La décision du Canada d'interdire le vote des Tunisiens sur son territoire a continué hier de susciter la perplexité et la grogne, en l'absence de toute explication officielle.

Tant l'ambassade de la Tunisie à Ottawa que le ministère canadien des Affaires étrangères n'ont pratiquement laissé filtrer aucune information depuis 72 heures, concernant cette mystérieuse directive du gouvernement Harper. Par courriel, l'ambassade de la Tunisie a indiqué que «des contacts diplomatiques sont actuellement en cours à ce sujet entre les représentants diplomatiques» de Tunisie et du Canada. «En temps opportun, des informations et des clarifications seront communiquées aux organes de la presse tunisienne et canadienne par les sources attitrées des autorités concernées dans les deux pays», ajoute-t-on.

Quant au ministère des Affaires étrangères, une porte-parole a assuré mardi matin qu'une réponse «imminente» serait envoyée aux médias. Celle-ci n'était toujours pas disponible hier en fin de journée. Le directeur des communications du ministre John Baird, Chris Day, a déclaré par courriel que le gouvernement Harper «soutient la transition démocratique en Tunisie depuis le début». De New York, où l'Assemblée générale des Nations unies se réunit, il s'est montré rassurant: «Nous travaillons actuellement avec les représentants de la Tunisie pour veiller à ce que les Tunisiens au Canada puissent voter lors de ces élections.»

Députés à la rescousse

À Québec, les élus des quatre partis à l'Assemblée nationale ont voté à l'unanimité une motion présentée par le Parti québécois, exigeant qu'Ottawa permette le vote des quelque 15 600 ressortissants tunisiens. Ceux-ci sont appelés à voter du 20 au 22 octobre pour deux des 217 députés de l'assemblée constituante, chargée de rédiger la constitution du pays après la chute du président Ben Ali, en janvier dernier. Le Canada fait partie des 31 pays de la circonscription «Amériques et reste Europe».

Lors d'une conférence de presse à Ottawa, l'organisme Alternatives et l'Association des droits de la personne au Maghreb ont dénoncé la directive. «Nous demandons des explications au gouvernement canadien et réclamons un traitement égal qui permettra aux 15 600 ressortissants tunisiens au Canada d'exprimer leur droit de vote aux premières élections libres de l'histoire de la Tunisie», ont-ils déclaré.

Les deux groupes ont reçu l'appui du Parti libéral du Canada dans leur démarche. «Le peuple tunisien s'est pris en main. Le rôle du Canada est d'assurer cet accompagnement vers cette quête de liberté et de démocratie», a insisté le député Denis Coderre.
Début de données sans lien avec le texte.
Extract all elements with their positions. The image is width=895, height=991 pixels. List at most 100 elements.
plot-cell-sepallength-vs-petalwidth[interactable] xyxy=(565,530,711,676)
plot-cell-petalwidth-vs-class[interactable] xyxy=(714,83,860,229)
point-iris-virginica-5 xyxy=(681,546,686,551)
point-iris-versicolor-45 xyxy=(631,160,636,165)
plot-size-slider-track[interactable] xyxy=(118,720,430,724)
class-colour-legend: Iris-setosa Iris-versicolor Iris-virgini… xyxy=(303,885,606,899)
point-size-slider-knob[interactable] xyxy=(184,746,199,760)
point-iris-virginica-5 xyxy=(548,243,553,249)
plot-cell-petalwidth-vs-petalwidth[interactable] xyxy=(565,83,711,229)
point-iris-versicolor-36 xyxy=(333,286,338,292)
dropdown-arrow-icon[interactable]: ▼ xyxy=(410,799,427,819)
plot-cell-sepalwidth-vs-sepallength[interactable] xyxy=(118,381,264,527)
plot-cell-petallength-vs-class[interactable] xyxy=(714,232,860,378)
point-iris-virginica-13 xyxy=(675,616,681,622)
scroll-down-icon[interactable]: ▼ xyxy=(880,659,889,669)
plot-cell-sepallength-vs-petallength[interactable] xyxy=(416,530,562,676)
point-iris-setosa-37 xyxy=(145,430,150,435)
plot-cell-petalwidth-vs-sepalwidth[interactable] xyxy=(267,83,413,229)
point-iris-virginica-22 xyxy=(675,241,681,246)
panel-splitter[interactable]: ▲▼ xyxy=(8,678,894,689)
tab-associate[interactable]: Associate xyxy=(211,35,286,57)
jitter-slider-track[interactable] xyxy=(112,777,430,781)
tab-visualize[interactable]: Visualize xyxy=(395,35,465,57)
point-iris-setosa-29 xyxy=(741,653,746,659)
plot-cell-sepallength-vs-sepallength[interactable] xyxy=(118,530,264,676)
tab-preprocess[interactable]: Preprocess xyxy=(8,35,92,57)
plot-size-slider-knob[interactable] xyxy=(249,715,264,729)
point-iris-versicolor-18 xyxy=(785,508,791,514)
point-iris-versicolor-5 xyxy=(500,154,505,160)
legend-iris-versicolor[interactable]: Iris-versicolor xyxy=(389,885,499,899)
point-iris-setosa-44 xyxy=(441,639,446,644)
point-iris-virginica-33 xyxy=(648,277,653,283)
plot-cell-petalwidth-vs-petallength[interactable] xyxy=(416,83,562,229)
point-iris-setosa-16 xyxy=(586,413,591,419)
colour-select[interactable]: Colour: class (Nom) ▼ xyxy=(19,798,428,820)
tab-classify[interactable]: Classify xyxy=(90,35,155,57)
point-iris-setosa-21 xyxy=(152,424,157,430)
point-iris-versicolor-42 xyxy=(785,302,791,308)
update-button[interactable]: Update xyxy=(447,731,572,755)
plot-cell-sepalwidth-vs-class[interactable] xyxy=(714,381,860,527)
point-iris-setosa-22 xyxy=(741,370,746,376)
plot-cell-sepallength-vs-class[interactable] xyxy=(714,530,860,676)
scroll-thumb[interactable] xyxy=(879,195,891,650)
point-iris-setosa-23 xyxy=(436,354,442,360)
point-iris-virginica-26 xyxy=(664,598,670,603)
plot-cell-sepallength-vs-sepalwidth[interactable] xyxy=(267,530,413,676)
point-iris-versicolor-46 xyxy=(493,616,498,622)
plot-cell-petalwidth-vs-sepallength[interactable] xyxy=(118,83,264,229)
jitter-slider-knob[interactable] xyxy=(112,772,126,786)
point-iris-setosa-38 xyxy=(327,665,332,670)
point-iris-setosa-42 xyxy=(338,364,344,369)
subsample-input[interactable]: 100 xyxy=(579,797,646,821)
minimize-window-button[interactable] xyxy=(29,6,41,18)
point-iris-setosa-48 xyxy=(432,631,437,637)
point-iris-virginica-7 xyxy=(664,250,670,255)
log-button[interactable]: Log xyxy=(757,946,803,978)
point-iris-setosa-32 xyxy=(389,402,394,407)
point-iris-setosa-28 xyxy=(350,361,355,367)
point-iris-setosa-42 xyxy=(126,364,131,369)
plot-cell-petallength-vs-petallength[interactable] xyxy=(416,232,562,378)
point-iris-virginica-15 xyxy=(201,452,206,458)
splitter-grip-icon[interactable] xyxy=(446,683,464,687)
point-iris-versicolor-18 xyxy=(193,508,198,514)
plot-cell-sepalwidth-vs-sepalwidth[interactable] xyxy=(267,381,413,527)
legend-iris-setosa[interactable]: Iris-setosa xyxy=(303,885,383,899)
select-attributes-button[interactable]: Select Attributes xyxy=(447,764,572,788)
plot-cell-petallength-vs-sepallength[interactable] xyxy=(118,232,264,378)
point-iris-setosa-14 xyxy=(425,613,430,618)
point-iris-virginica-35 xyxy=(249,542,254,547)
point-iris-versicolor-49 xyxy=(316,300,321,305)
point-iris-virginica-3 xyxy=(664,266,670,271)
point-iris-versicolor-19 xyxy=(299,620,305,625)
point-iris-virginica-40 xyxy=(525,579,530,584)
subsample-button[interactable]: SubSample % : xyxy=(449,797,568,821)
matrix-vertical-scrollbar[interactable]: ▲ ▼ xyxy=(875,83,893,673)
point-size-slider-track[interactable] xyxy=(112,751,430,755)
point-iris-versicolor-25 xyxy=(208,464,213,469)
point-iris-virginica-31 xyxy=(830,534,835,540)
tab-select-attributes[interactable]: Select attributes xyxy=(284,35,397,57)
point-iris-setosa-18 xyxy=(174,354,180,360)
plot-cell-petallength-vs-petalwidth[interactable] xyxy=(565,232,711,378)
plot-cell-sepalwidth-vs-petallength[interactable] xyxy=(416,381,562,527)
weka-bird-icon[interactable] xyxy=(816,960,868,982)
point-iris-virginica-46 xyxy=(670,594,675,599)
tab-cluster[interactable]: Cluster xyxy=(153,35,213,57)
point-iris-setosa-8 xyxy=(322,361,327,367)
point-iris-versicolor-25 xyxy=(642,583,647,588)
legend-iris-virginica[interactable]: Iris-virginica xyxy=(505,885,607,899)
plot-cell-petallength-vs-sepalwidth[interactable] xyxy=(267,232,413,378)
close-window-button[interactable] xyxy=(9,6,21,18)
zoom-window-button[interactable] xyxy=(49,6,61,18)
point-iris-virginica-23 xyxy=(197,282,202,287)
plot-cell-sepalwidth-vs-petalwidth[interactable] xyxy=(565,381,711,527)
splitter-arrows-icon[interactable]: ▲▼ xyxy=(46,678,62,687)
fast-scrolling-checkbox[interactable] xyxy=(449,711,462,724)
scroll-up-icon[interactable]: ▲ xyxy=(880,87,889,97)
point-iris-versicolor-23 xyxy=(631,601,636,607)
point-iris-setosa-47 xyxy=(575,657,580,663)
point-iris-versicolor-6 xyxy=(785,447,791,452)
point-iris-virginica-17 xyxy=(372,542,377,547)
L'interdiction du vote des ressortissants tunisiens au Canada a été révélée samedi dernier, à l'occasion d'une assemblée de la communauté tunisienne à Montréal, par l'ambassadeur Mouldi Sakri. Selon la note sibylline dévoilée à cette occasion, le Canada affirme encourager les pays étrangers à permettre à leurs citoyens de participer aux élections de leur pays d'origine.

Ottawa, par contre, «continuera de refuser en principe toute demande d'autres États d'ajouter le Canada à leurs circonscriptions électorales extraterritoriales». La Tunisie n'y est pas mentionnée précisément, et cette politique s'appliquerait d'ailleurs aux autres Canadiens qui possèdent une double nationalité. On ignore si ces ressortissants sont tout de même autorisés à voter dans les locaux de leur consulat ou de leur ambassade.

Aucun changement au calendrier

Le dévoilement de cette note a suscité la colère des Tunisiens présents, rapporte Neïla Chihi, porte-parole de la liste indépendante Al Amal (L'Espoir). «La communauté était furieuse. On était sereins avant ça, et tout à coup, ç'a déraillé.»

Un autre représentant, Ali Guidara, du Congrès pour la République, estime que c'est le flou entourant cette directive qui sème la zizanie. «On est dans le brouillard. La situation est très étrange, et ça crée des rumeurs ahurissantes.»

L'organisme indépendant qui encadre le vote au Canada, l'«Instance régionale indépendante pour les élections, circonscriptions des deux Amériques et du reste de l'Europe», a tenu à rassurer les ressortissants tunisiens: les élections auront bien lieu à partir du 20 octobre prochain. «Il n'y a aucun changement pour le moment, a indiqué Faouzi Abdessamad, président de la section montréalaise. On travaille normalement, on ne change pas le calendrier.»

Ce sont les responsables électoraux en Tunisie qui trancheront en dernier recours, précise M. Abdessamad. «Si le Canada ne permet pas le scrutin traditionnel, avec bureau de vote, on va peut-être opter pour des formules différentes. Peut-être adoptera-t-on le scrutin électronique, par procuration, ou même par courrier postal. Ce sont tous des plans B.»